Sum of digits of $1000^{20}-20$ in decimal notation

Question

Find the sum of the digits of $$1000^{20}-20$$ written in decimal notation.

What exactly do they mean by decimal notation? How will the answer be any different if it is not in decimal form?

Answer 1

$(10^n)^m =10^{nm}$ and this is, in decimal, a one followed by $nm$ zeroes, so the sum of the digits is one.

Answer 2

Note that in base $10$,

$$1000^{20}-20=10^{60}-20=999\ldots9980$$

so the trick in base $10$ is simply to figure out how many nines there are before the $80$. This is easiest to do by first considering a few smaller exponents:

$$\begin{align} 10^3-20&=980\\10^4-20&=9980\\10^5-20&=99980 \end{align}$$

which suggests there are $60-2=58$ nines in $10^{60}-20$, so that the sum of the digits in $1000^{20}-20$ is $58\cdot9+8+0=530$.

My guess is that whoever wrote the problem added "written in decimal form" just to emphasize they were talking about the usual way we work with numbers.
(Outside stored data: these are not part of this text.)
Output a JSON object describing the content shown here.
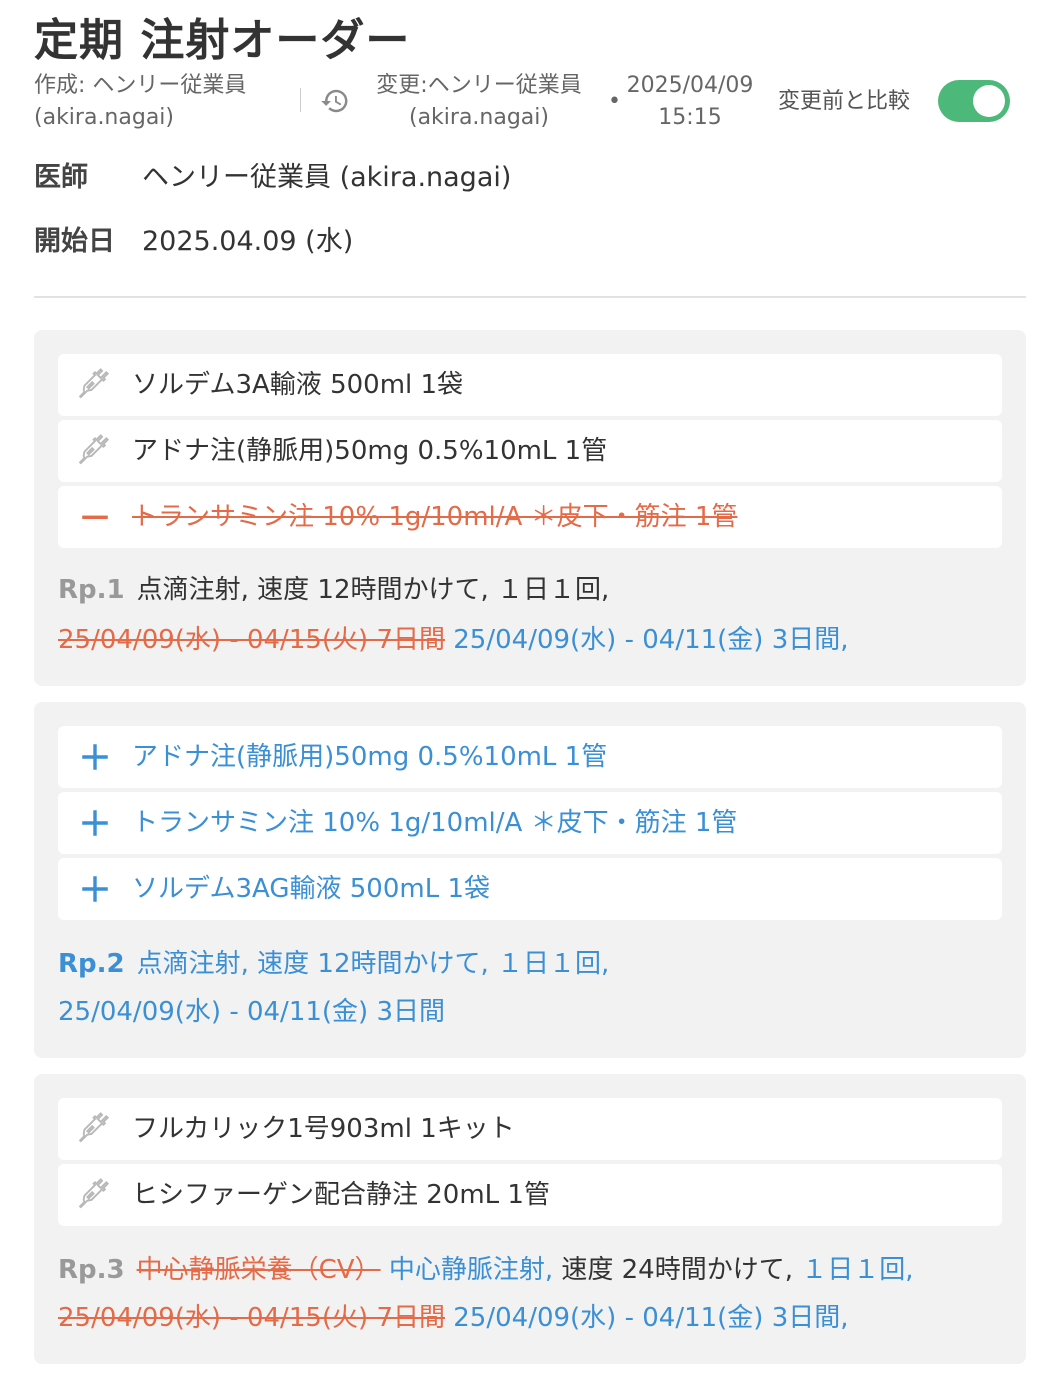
{
  "header": {
    "title": "定期 注射オーダー",
    "created_line1": "作成: ヘンリー従業員",
    "created_line2": "(akira.nagai)",
    "updated_line1": "変更:ヘンリー従業員",
    "updated_line2": "(akira.nagai)",
    "updated_date": "2025/04/09",
    "updated_time": "15:15",
    "compare_label": "変更前と比較",
    "compare_enabled": true,
    "toggle_color": "#4cb87a"
  },
  "fields": {
    "doctor_label": "医師",
    "doctor_value": "ヘンリー従業員 (akira.nagai)",
    "start_label": "開始日",
    "start_value": "2025.04.09 (水)"
  },
  "colors": {
    "added": "#3b8fd4",
    "removed": "#e46a48",
    "unchanged": "#333333",
    "card_bg": "#f2f2f2"
  },
  "rp1": {
    "drugs": [
      {
        "name": "ソルデム3A輸液 500ml  1袋",
        "status": "unchanged",
        "icon": "syringe-icon"
      },
      {
        "name": "アドナ注(静脈用)50mg 0.5%10mL  1管",
        "status": "unchanged",
        "icon": "syringe-icon"
      },
      {
        "name": "トランサミン注 10% 1g/10ml/A ＊皮下・筋注  1管",
        "status": "removed",
        "icon": "minus-icon"
      }
    ],
    "label": "Rp.1",
    "method": "点滴注射,  速度 12時間かけて,  １日１回,",
    "old_period": "25/04/09(水) - 04/15(火) 7日間",
    "new_period": "25/04/09(水) - 04/11(金) 3日間,"
  },
  "rp2": {
    "drugs": [
      {
        "name": "アドナ注(静脈用)50mg 0.5%10mL  1管",
        "status": "added",
        "icon": "plus-icon"
      },
      {
        "name": "トランサミン注 10% 1g/10ml/A ＊皮下・筋注  1管",
        "status": "added",
        "icon": "plus-icon"
      },
      {
        "name": "ソルデム3AG輸液 500mL  1袋",
        "status": "added",
        "icon": "plus-icon"
      }
    ],
    "label": "Rp.2",
    "method": "点滴注射,  速度 12時間かけて,  １日１回,",
    "period": "25/04/09(水) - 04/11(金) 3日間"
  },
  "rp3": {
    "drugs": [
      {
        "name": "フルカリック1号903ml  1キット",
        "status": "unchanged",
        "icon": "syringe-icon"
      },
      {
        "name": "ヒシファーゲン配合静注 20mL  1管",
        "status": "unchanged",
        "icon": "syringe-icon"
      }
    ],
    "label": "Rp.3",
    "old_method": "中心静脈栄養（CV）",
    "new_method": "中心静脈注射,",
    "speed": "速度 24時間かけて,",
    "frequency": "１日１回,",
    "old_period": "25/04/09(水) - 04/15(火) 7日間",
    "new_period": "25/04/09(水) - 04/11(金) 3日間,"
  }
}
If you want to pose the problem for some other base, you need to somehow specify whether the expression $1000^{20}-20$ is already written in the other base (which presumably could not be base $2$, since it uses the three digits $0$, $1$, and $2$) or if it needs to be converted from decimal to the other base.

Answer 3

The result will have $60$ digits.
$\underbrace{99\dots9}_{58 \text { times}}80$.
$\text{Sum of digits}= (9\times58)+8+0= 530$.
$\text{In decimal notation}= 5.3\times10^2$.